4 Philadelphia 76ers appear on The Ringer’s Top 125 NBA players list

The Philadelphia 76ers have been playing some excellent basketball as of late as they have surged to the No. 3 seed in the Eastern Conference. They are now just a game back of the Boston Celtics for the No. 2 seed and it’s due to the immense amount of talent on their roster.

The Sixers are led by arguably the best big man in the game in Joel Embiid as well as a future Hall of Fame guard in James Harden. The two of them are the best pick-and-roll duo in the league and they have figured out a way to be in sync out on the floor.
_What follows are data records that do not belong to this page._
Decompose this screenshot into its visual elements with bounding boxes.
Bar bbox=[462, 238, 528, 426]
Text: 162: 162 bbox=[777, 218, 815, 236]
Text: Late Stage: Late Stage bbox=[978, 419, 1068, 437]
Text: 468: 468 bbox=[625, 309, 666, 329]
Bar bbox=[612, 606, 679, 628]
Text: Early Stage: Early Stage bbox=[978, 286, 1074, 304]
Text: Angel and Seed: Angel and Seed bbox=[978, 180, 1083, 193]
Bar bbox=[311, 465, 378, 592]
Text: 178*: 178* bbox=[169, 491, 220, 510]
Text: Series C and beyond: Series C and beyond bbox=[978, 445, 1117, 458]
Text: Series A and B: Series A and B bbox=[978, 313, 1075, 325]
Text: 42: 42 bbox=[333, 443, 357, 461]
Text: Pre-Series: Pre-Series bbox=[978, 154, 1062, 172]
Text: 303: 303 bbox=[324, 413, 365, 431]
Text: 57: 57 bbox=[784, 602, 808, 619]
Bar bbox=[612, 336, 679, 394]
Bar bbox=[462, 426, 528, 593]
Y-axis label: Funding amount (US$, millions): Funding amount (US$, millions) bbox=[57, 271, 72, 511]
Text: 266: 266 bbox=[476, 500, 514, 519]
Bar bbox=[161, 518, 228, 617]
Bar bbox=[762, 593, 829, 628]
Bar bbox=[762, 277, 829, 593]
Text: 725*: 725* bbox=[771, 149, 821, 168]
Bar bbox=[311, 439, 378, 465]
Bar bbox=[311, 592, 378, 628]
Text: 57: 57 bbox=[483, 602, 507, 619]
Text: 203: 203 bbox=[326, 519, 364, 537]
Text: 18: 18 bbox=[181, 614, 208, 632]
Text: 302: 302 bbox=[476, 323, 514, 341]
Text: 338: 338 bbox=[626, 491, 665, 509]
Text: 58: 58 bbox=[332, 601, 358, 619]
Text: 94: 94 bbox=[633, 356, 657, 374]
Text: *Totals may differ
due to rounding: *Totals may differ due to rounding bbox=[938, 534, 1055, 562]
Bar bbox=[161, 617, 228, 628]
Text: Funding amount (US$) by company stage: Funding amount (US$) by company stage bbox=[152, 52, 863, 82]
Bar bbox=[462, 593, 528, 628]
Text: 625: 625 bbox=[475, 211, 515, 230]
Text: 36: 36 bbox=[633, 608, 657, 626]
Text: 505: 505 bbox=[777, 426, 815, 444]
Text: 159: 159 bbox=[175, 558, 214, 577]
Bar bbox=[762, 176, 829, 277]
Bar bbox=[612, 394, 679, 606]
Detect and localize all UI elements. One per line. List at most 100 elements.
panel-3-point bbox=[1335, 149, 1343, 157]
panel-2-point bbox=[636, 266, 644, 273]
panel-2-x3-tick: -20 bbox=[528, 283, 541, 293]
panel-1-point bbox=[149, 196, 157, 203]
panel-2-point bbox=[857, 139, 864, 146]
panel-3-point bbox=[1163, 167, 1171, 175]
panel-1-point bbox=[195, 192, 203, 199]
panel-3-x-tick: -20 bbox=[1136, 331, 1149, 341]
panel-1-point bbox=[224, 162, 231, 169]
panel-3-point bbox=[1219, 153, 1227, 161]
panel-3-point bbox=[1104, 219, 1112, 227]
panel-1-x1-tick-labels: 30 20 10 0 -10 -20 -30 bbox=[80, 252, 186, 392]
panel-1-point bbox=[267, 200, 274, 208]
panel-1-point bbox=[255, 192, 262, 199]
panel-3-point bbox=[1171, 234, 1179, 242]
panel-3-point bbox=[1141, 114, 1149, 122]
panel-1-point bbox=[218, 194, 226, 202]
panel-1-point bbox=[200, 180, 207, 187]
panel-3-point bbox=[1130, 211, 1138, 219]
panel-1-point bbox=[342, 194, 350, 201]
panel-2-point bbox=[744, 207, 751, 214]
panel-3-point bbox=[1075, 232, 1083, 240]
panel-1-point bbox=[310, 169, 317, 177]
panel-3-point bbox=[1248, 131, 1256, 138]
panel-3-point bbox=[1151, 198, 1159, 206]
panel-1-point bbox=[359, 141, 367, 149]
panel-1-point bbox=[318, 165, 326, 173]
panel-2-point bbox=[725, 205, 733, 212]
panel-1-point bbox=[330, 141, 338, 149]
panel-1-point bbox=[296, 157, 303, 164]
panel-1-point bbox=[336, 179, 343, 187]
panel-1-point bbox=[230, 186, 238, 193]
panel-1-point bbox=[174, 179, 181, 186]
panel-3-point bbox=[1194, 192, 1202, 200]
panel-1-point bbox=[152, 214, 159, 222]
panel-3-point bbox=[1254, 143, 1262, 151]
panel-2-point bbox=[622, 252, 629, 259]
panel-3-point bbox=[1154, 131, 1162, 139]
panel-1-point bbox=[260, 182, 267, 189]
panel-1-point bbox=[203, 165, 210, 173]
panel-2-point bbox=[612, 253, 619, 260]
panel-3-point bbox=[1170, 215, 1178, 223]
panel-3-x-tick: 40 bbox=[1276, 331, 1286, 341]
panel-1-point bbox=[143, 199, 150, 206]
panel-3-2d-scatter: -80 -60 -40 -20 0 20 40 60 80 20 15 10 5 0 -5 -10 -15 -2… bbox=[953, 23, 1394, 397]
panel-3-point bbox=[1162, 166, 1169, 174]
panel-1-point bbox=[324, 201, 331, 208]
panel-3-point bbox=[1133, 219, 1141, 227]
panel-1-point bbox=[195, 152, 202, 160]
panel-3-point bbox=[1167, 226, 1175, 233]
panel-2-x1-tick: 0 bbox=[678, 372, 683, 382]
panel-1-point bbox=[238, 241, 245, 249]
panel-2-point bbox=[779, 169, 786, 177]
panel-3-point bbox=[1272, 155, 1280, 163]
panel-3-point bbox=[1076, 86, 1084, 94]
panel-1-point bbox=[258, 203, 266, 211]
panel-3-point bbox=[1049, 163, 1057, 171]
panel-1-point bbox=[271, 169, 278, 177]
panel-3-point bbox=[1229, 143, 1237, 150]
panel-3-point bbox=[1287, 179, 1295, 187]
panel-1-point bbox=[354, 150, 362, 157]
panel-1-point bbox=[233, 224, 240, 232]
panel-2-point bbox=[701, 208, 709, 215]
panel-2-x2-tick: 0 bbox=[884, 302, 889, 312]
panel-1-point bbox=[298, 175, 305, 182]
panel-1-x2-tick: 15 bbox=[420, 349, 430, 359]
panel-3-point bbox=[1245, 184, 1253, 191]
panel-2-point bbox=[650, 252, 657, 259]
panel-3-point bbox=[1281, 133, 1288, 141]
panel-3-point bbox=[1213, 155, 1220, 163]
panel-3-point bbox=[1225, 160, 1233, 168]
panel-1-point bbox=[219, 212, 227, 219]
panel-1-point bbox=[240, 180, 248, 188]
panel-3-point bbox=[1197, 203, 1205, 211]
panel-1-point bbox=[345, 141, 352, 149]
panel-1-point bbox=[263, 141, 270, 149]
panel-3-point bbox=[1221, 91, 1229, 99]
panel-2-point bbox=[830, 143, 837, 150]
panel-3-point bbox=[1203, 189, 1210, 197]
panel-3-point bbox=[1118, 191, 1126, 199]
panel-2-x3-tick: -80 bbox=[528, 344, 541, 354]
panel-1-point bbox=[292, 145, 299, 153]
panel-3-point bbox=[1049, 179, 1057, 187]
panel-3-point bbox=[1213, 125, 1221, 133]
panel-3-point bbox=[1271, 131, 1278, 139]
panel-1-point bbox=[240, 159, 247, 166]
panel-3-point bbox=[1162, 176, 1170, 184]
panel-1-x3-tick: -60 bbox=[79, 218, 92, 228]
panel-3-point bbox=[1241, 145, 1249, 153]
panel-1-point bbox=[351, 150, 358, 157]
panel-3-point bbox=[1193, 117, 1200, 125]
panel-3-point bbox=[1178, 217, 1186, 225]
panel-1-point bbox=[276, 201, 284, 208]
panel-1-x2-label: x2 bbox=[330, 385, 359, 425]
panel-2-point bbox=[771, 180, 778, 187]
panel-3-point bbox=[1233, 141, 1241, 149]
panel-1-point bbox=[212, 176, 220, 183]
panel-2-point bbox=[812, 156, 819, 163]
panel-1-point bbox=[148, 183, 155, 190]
The Ringer has put out their latest NBA player rankings and the Sixers have four players on their list of the top 125 players in the league. The number next to each player’s name represents their ranking on the list:

Tobias Harris - 97

Matt Krohn-USA TODAY Sports

The Ringer on Harris:

When the Sixers are fully operational, Harris works primarily as a spot shooter to help keep the floor spaced for Joel Embiid and James Harden. Yet as the game progresses and lineups shift, Harris can take on more responsibility by creating decent looks of his own off the dribble, or setting up in the post to take advantage of smaller wings. It’s an adaptability that allows Harris to aid his starring teammates without being wholly dependent on them, giving the Sixers all the more options as they manage their rotation (and notable absences due to injury) throughout a long season.

Tyrese Maxey - 65

Eric Hartline-USA TODAY Sports

The Ringer on Maxey’s ranking:

Maxey is emerging into the third star the Sixers needed next to Joel Embiid and James Harden, providing additional shot creation and the upside to drop 30 on any given night. He’s a three-level scorer who can get to the basket for slippery finishes off the glass, pull up to hit contested midrange jumpers, or jack a shot from way behind the arc.

James Harden - 16

Eric Hartline-USA TODAY Sports

The Ringer on Harden’s terrific season:

One of the most prolific creators of his generation has become one of the league’s great unknowns. It’s clear that the version of Harden suiting up for the Sixers isn’t the same, dominant player who drove elite offenses (and led the league in scoring) year in and year out in Houston. What remains to be seen is how much of that former MVP is really left—and how willing Harden will be to adapt to his new reality.
Even an aging Harden is tremendous in the pick-and-roll, if not to the same ridiculous extremes he once was. These days he’s a bit more reliant on the pick to clear him a runway, and even then has needed to dust off his long-dormant midrange game to account for the fact that it’s getting tougher to drive all the way to the rim.

Joel Embiid - 6

David Richard-USA TODAY Sports

The Ringer on Embiid ranking 6th:

Embiid does everything you’d expect a player with a 7-foot, 280-pound frame to do on offense. He can pulverize opponents in the post, backing defenders underneath the rim before finishing loudly. He can cut. He can crash the boards. He can screen and roll. He adds something new to his game every year, and he has turned himself into a perennial MVP candidate. He’s added one post move after another: drop-steps. Fadeaways. Face-up rip-throughs. Hook shots. And he’s managed to apply his interior footwork to the perimeter, with hang dribbles out of drives to the basket, stepbacks from the elbows, and pump fakes to get into his pull-up. Embiid is as fluid as a player can get at his size. He’s like a wing in a big body.